If the benchmark model does not meet the standard, check if the following conditions that help avoid large differences between predictions are true:

  • The model has a stable algorithm.
  • The dataset quality is high.
  • The hyperparameters are stable.

Procedure

For a well-developed model (using hyperparameter borrowing):

  1. Check the hyperparameters in use and ensure that they are consistent with the given benchmarks.
  2. For cluster training, check that the cluster training mode is the same as the given benchmark.
  3. Check that dataset files are the same as the given benchmarks.
  4. Check the model code and parameters and ensure that the compute logic is consistent with the given benchmark.
  5. Check the computational graph and ensure that the computation process and operator shapes are consistent with the given benchmarks.
  6. Retrain the model and validate the accuracy of the retrained model. If the accuracy is still different from the benchmark accuracy, repeat the preceding steps until it reaches the benchmark accuracy.
  7. Perform training more than three times and check that the validation accuracy of each training is the same as the benchmark accuracy. Repeat the preceding steps until all the preceding conditions are met.
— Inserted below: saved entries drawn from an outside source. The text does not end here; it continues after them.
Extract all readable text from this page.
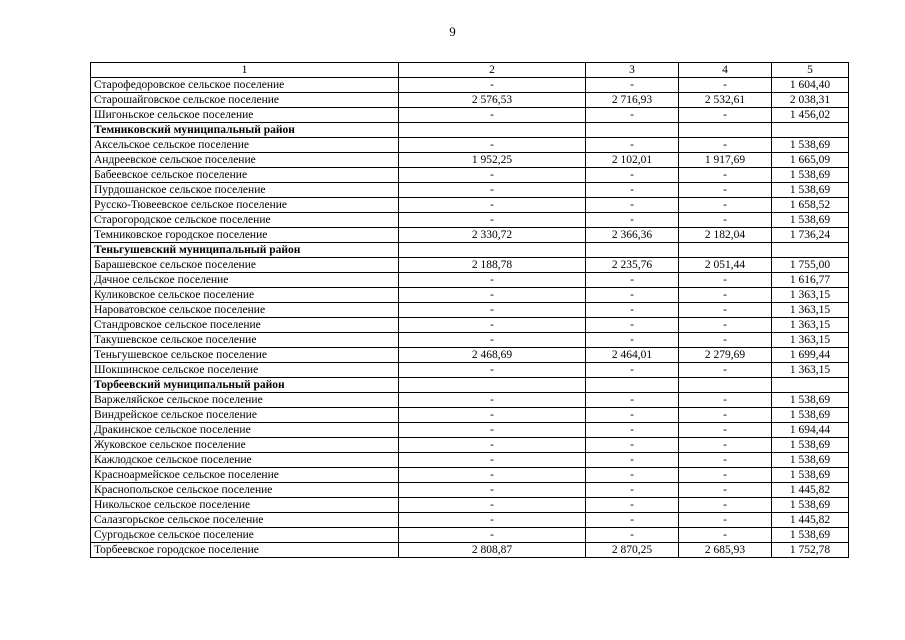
9
1	2	3	4	5
Старофедоровское сельское поселение	-	-	-	1 604,40
Старошайговское сельское поселение	2 576,53	2 716,93	2 532,61	2 038,31
Шигоньское сельское поселение	-	-	-	1 456,02
Темниковский муниципальный район				
Аксельское сельское поселение	-	-	-	1 538,69
Андреевское сельское поселение	1 952,25	2 102,01	1 917,69	1 665,09
Бабеевское сельское поселение	-	-	-	1 538,69
Пурдошанское сельское поселение	-	-	-	1 538,69
Русско-Тювеевское сельское поселение	-	-	-	1 658,52
Старогородское сельское поселение	-	-	-	1 538,69
Темниковское городское поселение	2 330,72	2 366,36	2 182,04	1 736,24
Теньгушевский муниципальный район				
Барашевское сельское поселение	2 188,78	2 235,76	2 051,44	1 755,00
Дачное сельское поселение	-	-	-	1 616,77
Куликовское сельское поселение	-	-	-	1 363,15
Нароватовское сельское поселение	-	-	-	1 363,15
Стандровское сельское поселение	-	-	-	1 363,15
Такушевское сельское поселение	-	-	-	1 363,15
Теньгушевское сельское поселение	2 468,69	2 464,01	2 279,69	1 699,44
Шокшинское сельское поселение	-	-	-	1 363,15
Торбеевский муниципальный район				
Варжеляйское сельское поселение	-	-	-	1 538,69
Виндрейское сельское поселение	-	-	-	1 538,69
Дракинское сельское поселение	-	-	-	1 694,44
Жуковское сельское поселение	-	-	-	1 538,69
Кажлодское сельское поселение	-	-	-	1 538,69
Красноармейское сельское поселение	-	-	-	1 538,69
Краснопольское сельское поселение	-	-	-	1 445,82
Никольское сельское поселение	-	-	-	1 538,69
Салазгорьское сельское поселение	-	-	-	1 445,82
Сургодьское сельское поселение	-	-	-	1 538,69
Торбеевское городское поселение	2 808,87	2 870,25	2 685,93	1 752,78
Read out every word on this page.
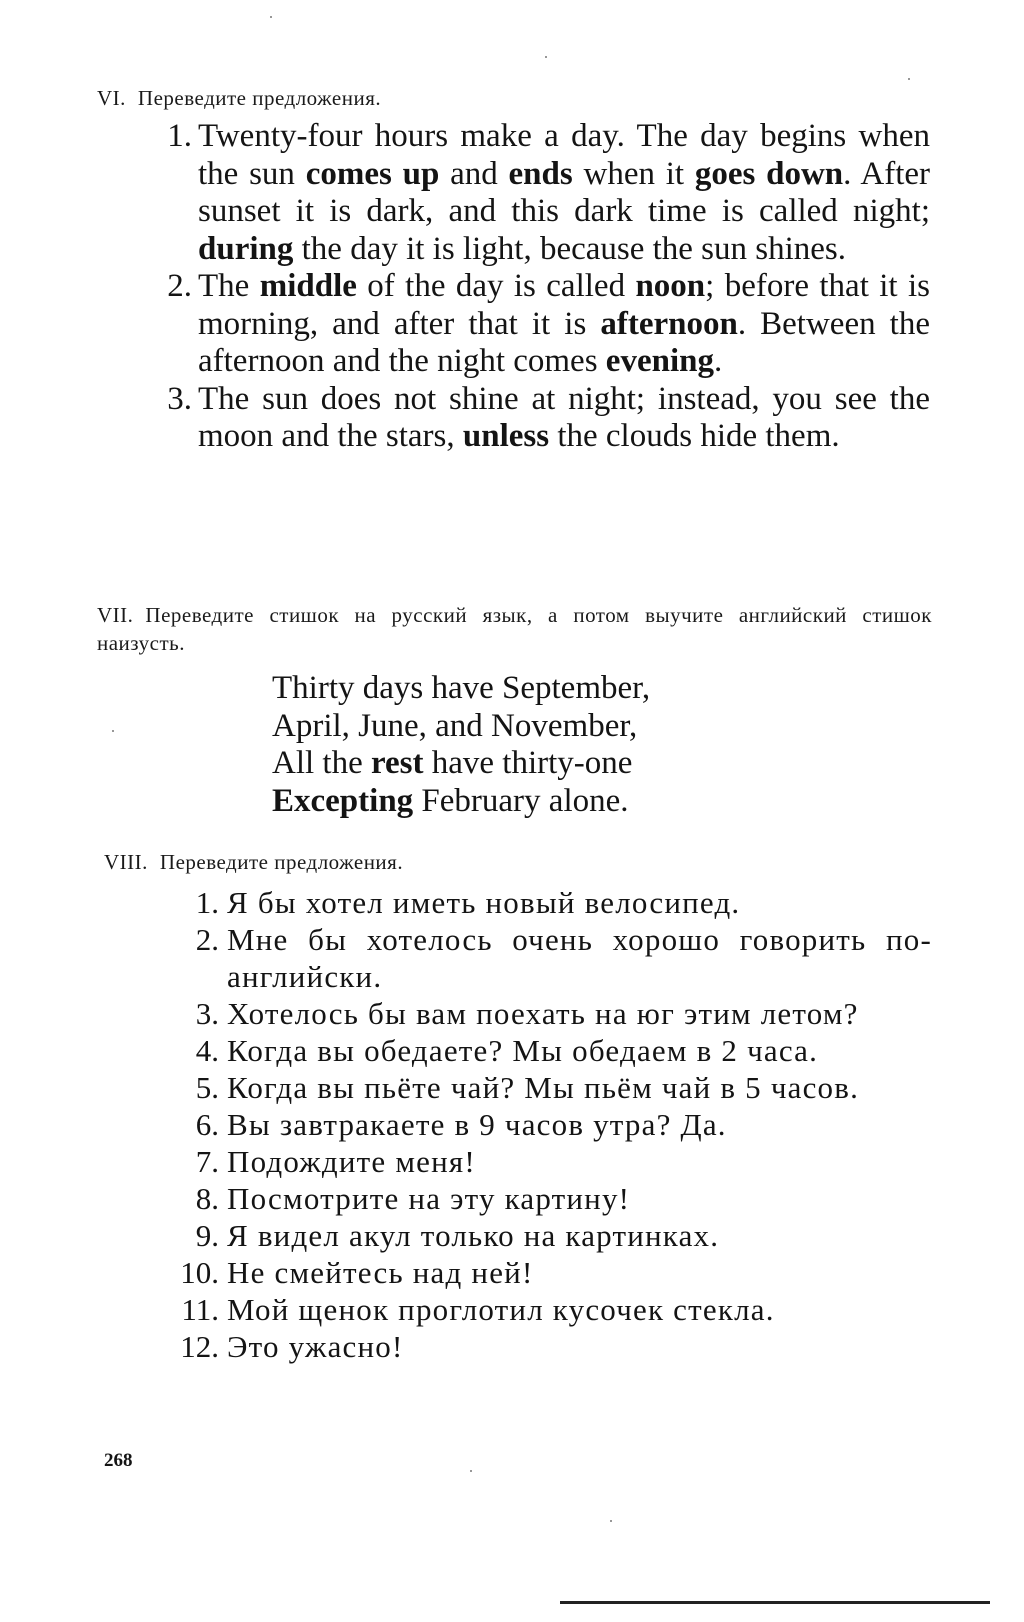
VI. Переведите предложения.
1. Twenty-four hours make a day. The day begins when the sun comes up and ends when it goes down. After sunset it is dark, and this dark time is called night; during the day it is light, because the sun shines.
2. The middle of the day is called noon; before that it is morning, and after that it is afternoon. Between the afternoon and the night comes evening.
3. The sun does not shine at night; instead, you see the moon and the stars, unless the clouds hide them.
VII. Переведите стишок на русский язык, а потом выучите английский стишок наизусть.
Thirty days have September,
April, June, and November,
All the rest have thirty-one
Excepting February alone.
VIII. Переведите предложения.
1. Я бы хотел иметь новый велосипед.
2. Мне бы хотелось очень хорошо говорить по-английски.
3. Хотелось бы вам поехать на юг этим летом?
4. Когда вы обедаете? Мы обедаем в 2 часа.
5. Когда вы пьёте чай? Мы пьём чай в 5 часов.
6. Вы завтракаете в 9 часов утра? Да.
7. Подождите меня!
8. Посмотрите на эту картину!
9. Я видел акул только на картинках.
10. Не смейтесь над ней!
11. Мой щенок проглотил кусочек стекла.
12. Это ужасно!
268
For user-defined hyperparameters for a well-developed model:

  1. Check that labels are correct in both information and format if the model is trained on a custom dataset.
  2. Use the dataset matched with the well-developed model directly (or tailoring it to your needs) if your dataset's quality is not guaranteed.
  3. Generate a set of candidate hyperparameters by tailoring the dataset matched with the well-developed model based on the training dataset in use and the cluster scale.
  4. Perform training more than three times and check that the validation accuracy is constant. Repeat the preceding steps until all the preceding conditions are met.

For a custom model:

  • Check that the dataset samples are correctly labeled.
  • Select a group of stable candidate hyperparameters after debugging.
  • Perform training more than three times and check that the validation accuracy is constant. Adjust the hyperparameters and model structure, and repeat the preceding steps until all the preceding conditions are met.